Distributor: 20th Century Fox

 
     Feminists rarely get anything right, but on Bride Wars they’ve come pretty close. While I don’t buy the notion that the film, as feminists claim, is an insult to women because it depicts females as conniving, superficial morons, I do think it is condemnable for its depiction of (lacking) Western values. No, the movie isn’t “why the terrorists hate us”—not even close—but it stars two American pop-culture icons who many around the world like and admire behaving like childish idiots. The fact that they are Anne Hathaway and Kate Hudson, stars normally associated with wholesome mainstream entertainments, makes Bride Wars even more pathetic.

     I didn’t go into Bride Wars expecting it to be a work of art or even a good movie. It would be tough to hold the bar that high for a January romantic-comedy released by a major studio. But I didn’t think the movie would be offensive. Such is what we get from Greg DePaul, Casey Wilson, and June Diane Raphael’s script, which turns b-f-fs Emma (Hathaway) and Liv (Hudson) against each other when an improbable clerical error schedules their dream weddings on the same day at the same time in different rooms of the same venue. The premise would actually be kind of cute if it had the same tact seen in the more innocent trailers. But the writers never once create genuinely funny situations out of Emma and Liv’s competitive wedding planning, RSVP begging, and bridesmaid recruiting. The movie merely consists of one trivial bitch-fight after another, only to then of course end under the obligatory “happily ever after” ribbon. Misleading image of Americans’ superficiality aside, that the movie has the nerve to force-feed moviegoers such schlock is offensive in and of itself.

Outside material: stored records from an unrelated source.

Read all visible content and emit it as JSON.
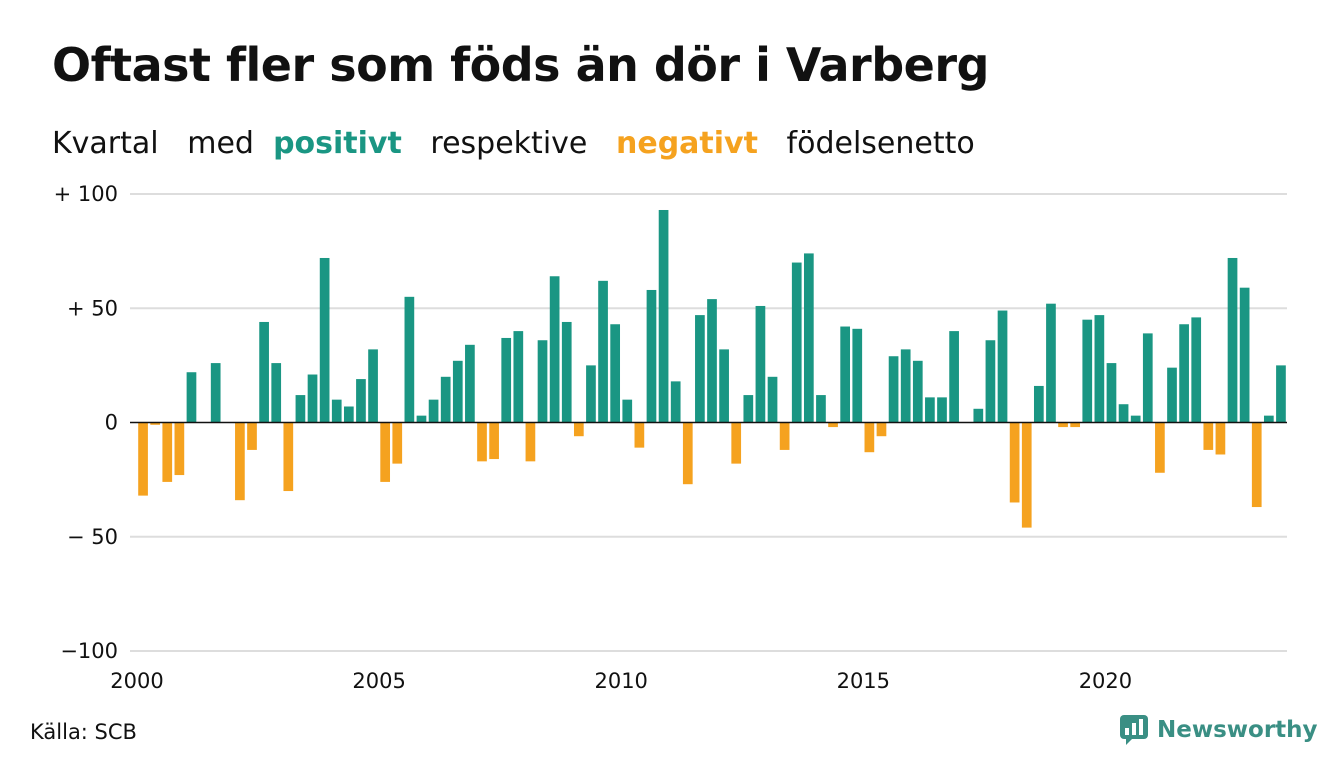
{
  "title": "Oftast fler som föds än dör i Varberg",
  "subtitle": {
    "w1": "Kvartal",
    "w2": "med",
    "w3": "positivt",
    "w4": "respektive",
    "w5": "negativt",
    "w6": "födelsenetto"
  },
  "source": "Källa: SCB",
  "brand": {
    "name": "Newsworthy",
    "icon": "newsworthy-chart-bubble-icon"
  },
  "colors": {
    "positive": "#1a9683",
    "negative": "#f5a21f",
    "grid": "#dddddd",
    "baseline": "#111111"
  },
  "chart_data": {
    "type": "bar",
    "grid": true,
    "ylim": [
      -100,
      100
    ],
    "xlim": [
      2000,
      2023.75
    ],
    "y_ticks": [
      100,
      50,
      0,
      -50,
      -100
    ],
    "y_tick_labels": [
      "+ 100",
      "+  50",
      "0",
      "− 50",
      "−100"
    ],
    "x_ticks": [
      2000,
      2005,
      2010,
      2015,
      2020
    ],
    "x_tick_labels": [
      "2000",
      "2005",
      "2010",
      "2015",
      "2020"
    ],
    "series": [
      {
        "start": "2000 Q1",
        "values": [
          -32,
          -1,
          -26,
          -23,
          22,
          0,
          26,
          0,
          -34,
          -12,
          44,
          26,
          -30,
          12,
          21,
          72,
          10,
          7,
          19,
          32,
          -26,
          -18,
          55,
          3,
          10,
          20,
          27,
          34,
          -17,
          -16,
          37,
          40,
          -17,
          36,
          64,
          44,
          -6,
          25,
          62,
          43,
          10,
          -11,
          58,
          93,
          18,
          -27,
          47,
          54,
          32,
          -18,
          12,
          51,
          20,
          -12,
          70,
          74,
          12,
          -2,
          42,
          41,
          -13,
          -6,
          29,
          32,
          27,
          11,
          11,
          40,
          0,
          6,
          36,
          49,
          -35,
          -46,
          16,
          52,
          -2,
          -2,
          45,
          47,
          26,
          8,
          3,
          39,
          -22,
          24,
          43,
          46,
          -12,
          -14,
          72,
          59,
          -37,
          3,
          25
        ]
      }
    ]
  }
}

     The usually-charming Hathaway and Hudson have appeared in bad movies before—actors don’t usually have complete control over what they appear in—but this is the first real failure for once indie-director Gary Winick. Building his career on clever micro-budget hits like Tadpole and moving on to superior commercial entertainments like 13 Going on 30 and Charlotte’s Web, Winick’s choice to tackle Bride Wars comes off as a premature sell-out to Hollywood. There’s no possible way he read the atrocious script for the film and thought it would be a worthwhile creative endeavor. The only credit thing I’ll give Winick credit for is the movie’s semi-tolerable 90-minute running-length.

     I’m tempted to conclude by calling Bride Wars’ hyperbolic attempts at dark comedy failed because they end up darker than do comedic, but I would be overestimating the film in assuming it was going for dark comedy in the first place. Judging it as the hokey screwball effort it was likely intended to be, Bride Wars is just plain vile.

-Danny Baldwin, Bucket Reviews

Review Published on: 1.12.2009

Screened on: 1.9.2009 at the Krikorian Metroplex 15 at Vista Village in Vista, CA.

 

Bride Wars is rated PG-13 and runs 90 minutes.